Other population-based studies that reported the survival of all patients with synchronous peritoneal metastases demonstrated a median OS of 8 to 9 months (diagnosis in 2002–2011),4,17 similar to that of the current study. For metachronous peritoneal metastases, a median OS of 6 months was reported (diagnosis of primary CRC in 2003–2008),18 which is lower than the OS for the patients in the current study. This improvement over time for patients with metachronous peritoneal metastases may be due to improved diagnostic methods and better follow-up evaluation, with higher awareness for metachronous peritoneal metastases after primary surgery for CRC, especially because no improvement was found in patients with synchronous peritoneal metastases. However, currently available data on the association between the intensity of follow-up evaluation after primary CRC treatment and OS is rather contradictory to two meta-analyses conducted in 201919 and 201620 concluding that the intensified surveillance of CRC patients does not result in a cancer-specific survival benefit. Furthermore, a systematic review from 2017 concluded that although patients with stages 1 to 3 CRC may experience a survival benefit, the existence of this benefit is questionable for patients with stage 4 CRC.21 In addition, a randomized controlled trial concluded that intensified carcinoembryonic antigen (CEA) measurements resulted in earlier recurrence detection and a higher proportion of patients who could be treated with curative intent. However, this did not result in a survival benefit.22,23 As previously noted, patients with synchronous CPM were less likely to be treated with CRS-HIPEC, which may be responsible for this phenomenon.

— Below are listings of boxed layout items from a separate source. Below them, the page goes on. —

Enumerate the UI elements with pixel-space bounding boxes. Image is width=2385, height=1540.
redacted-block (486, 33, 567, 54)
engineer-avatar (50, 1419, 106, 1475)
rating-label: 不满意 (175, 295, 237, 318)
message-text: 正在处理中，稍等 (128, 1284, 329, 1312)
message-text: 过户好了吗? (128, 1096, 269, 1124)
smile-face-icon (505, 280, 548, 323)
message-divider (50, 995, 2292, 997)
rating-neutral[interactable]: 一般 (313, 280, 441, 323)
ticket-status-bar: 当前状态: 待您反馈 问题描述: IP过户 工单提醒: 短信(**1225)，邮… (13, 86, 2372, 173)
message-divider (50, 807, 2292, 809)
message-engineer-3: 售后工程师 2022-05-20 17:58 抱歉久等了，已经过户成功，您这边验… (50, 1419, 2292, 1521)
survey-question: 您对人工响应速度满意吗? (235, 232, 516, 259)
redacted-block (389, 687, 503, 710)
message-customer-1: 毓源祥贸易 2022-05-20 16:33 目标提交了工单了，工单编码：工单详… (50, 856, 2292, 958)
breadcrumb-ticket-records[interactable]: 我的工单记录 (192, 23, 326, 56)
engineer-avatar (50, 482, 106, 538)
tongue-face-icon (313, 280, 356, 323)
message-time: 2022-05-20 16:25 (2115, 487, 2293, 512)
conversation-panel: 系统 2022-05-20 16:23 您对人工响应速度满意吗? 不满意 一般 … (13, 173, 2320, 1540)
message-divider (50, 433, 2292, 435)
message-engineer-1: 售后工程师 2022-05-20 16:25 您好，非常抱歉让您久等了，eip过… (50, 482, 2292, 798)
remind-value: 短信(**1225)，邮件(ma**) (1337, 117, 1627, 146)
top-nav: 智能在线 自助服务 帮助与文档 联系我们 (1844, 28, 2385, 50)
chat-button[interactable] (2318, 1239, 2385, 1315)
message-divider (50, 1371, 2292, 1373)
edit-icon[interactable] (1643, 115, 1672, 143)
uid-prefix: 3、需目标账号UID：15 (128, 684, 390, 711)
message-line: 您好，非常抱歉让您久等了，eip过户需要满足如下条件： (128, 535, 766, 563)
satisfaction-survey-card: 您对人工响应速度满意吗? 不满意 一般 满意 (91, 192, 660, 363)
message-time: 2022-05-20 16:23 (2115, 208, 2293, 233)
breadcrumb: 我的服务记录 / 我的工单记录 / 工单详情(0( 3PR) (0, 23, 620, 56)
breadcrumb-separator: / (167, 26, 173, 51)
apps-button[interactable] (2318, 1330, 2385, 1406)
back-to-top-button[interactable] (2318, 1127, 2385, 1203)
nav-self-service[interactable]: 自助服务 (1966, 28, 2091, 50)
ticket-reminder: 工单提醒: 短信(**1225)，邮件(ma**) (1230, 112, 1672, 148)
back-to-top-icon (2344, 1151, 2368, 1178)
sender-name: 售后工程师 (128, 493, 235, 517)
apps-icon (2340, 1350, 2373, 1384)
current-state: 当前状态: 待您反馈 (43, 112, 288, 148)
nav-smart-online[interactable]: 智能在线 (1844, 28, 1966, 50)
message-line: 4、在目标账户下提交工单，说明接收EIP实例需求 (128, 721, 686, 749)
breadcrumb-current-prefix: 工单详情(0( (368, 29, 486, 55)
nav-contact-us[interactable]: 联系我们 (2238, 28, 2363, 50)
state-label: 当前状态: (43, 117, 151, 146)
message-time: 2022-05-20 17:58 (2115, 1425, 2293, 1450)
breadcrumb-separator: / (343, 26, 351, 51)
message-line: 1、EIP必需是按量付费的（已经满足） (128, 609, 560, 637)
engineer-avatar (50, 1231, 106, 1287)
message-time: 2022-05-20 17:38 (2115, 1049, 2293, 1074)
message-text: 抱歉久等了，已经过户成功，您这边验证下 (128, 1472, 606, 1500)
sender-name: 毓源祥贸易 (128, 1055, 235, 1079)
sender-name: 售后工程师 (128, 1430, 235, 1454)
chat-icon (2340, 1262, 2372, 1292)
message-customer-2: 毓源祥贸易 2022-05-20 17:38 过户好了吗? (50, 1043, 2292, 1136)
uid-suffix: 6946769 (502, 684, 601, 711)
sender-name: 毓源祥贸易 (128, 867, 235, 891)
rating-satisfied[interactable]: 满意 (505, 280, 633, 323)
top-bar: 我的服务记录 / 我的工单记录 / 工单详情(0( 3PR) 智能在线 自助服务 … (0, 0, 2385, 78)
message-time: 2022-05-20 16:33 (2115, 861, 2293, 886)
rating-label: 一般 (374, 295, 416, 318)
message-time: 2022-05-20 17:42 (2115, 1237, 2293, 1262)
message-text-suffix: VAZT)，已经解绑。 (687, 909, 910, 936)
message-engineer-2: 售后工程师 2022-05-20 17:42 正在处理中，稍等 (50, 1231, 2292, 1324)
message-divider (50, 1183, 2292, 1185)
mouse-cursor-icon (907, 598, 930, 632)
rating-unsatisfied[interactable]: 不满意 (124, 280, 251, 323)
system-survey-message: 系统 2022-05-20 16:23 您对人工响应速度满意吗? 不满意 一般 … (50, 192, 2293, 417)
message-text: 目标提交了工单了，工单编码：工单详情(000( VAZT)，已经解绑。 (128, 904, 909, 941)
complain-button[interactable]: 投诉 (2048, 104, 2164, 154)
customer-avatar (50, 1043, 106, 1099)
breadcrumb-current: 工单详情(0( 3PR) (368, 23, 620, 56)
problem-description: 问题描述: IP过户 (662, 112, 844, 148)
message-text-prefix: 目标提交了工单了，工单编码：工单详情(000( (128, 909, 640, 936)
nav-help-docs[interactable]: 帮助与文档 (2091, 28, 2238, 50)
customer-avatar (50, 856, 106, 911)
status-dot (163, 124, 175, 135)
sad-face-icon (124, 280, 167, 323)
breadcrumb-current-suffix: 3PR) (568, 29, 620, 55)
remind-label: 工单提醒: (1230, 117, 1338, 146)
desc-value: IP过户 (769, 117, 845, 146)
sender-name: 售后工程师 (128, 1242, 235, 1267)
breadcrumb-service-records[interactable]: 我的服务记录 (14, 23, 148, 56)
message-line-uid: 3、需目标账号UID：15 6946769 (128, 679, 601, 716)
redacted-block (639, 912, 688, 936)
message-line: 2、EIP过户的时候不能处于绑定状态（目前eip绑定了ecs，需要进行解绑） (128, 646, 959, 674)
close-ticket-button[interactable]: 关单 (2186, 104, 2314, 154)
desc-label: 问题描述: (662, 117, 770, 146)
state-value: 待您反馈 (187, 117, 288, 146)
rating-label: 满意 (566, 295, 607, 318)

The extent of peritoneal metastases (peritoneal cancer index [PCI]) was unknown for the patients included in the current study because this is not registered by the NCR. The PCI is known to affect prognosis24 and, hypothetically, the patients with metachronous peritoneal metastases may have had a lower PCI than the patients with synchronous peritoneal metastases, explaining the higher percentage of patients who had metachronous CPM treated with CRS-HIPEC. However, such a difference was not observed in previous studies.5,16 Furthermore, the primary tumor being in situ in patients with synchronous peritoneal metastases may have had a negative impact on treatment and prognosis. Moreover, some patients with metachronous peritoneal metastases were excluded from this analysis if they had not undergone surgery for primary CRC. These patients may have had a worse prognosis because they were not able to undergo surgery. The exclusion of patients who did not undergo surgery may have led to an overestimation of the OS in the group of patients with metachronous peritoneal metastases. Also, selection bias likely will have influenced the received treatment, possibly resulting in overestimation of the beneficial effect of CRS-HIPEC and, to a lesser extent, palliative treatment because patients who are fit enough to receive treatment are more likely to actually undergo treatment than patients with a poor clinical condition. Unfortunately, the NCR does not register the reason for the choosing or not choosing of a certain treatment. Still, all patients were treated according to the national guideline for CRC, which defines the selection criteria for eligibility to receive CRS-HIPEC (e.g., PCI <20, limited small bowel involvement, absence of systemic metastases).

In conclusion, the OS did not differ significantly between the synchronous CPM and metachronous CPM patients. Also, within the subgroup of patients treated with CRS-HIPEC, DFS and OS as well as the pattern of recurrence were comparable. This suggests that a similar prognosis may be expected for patients selected to undergo treatment regardless of the onset of CPM.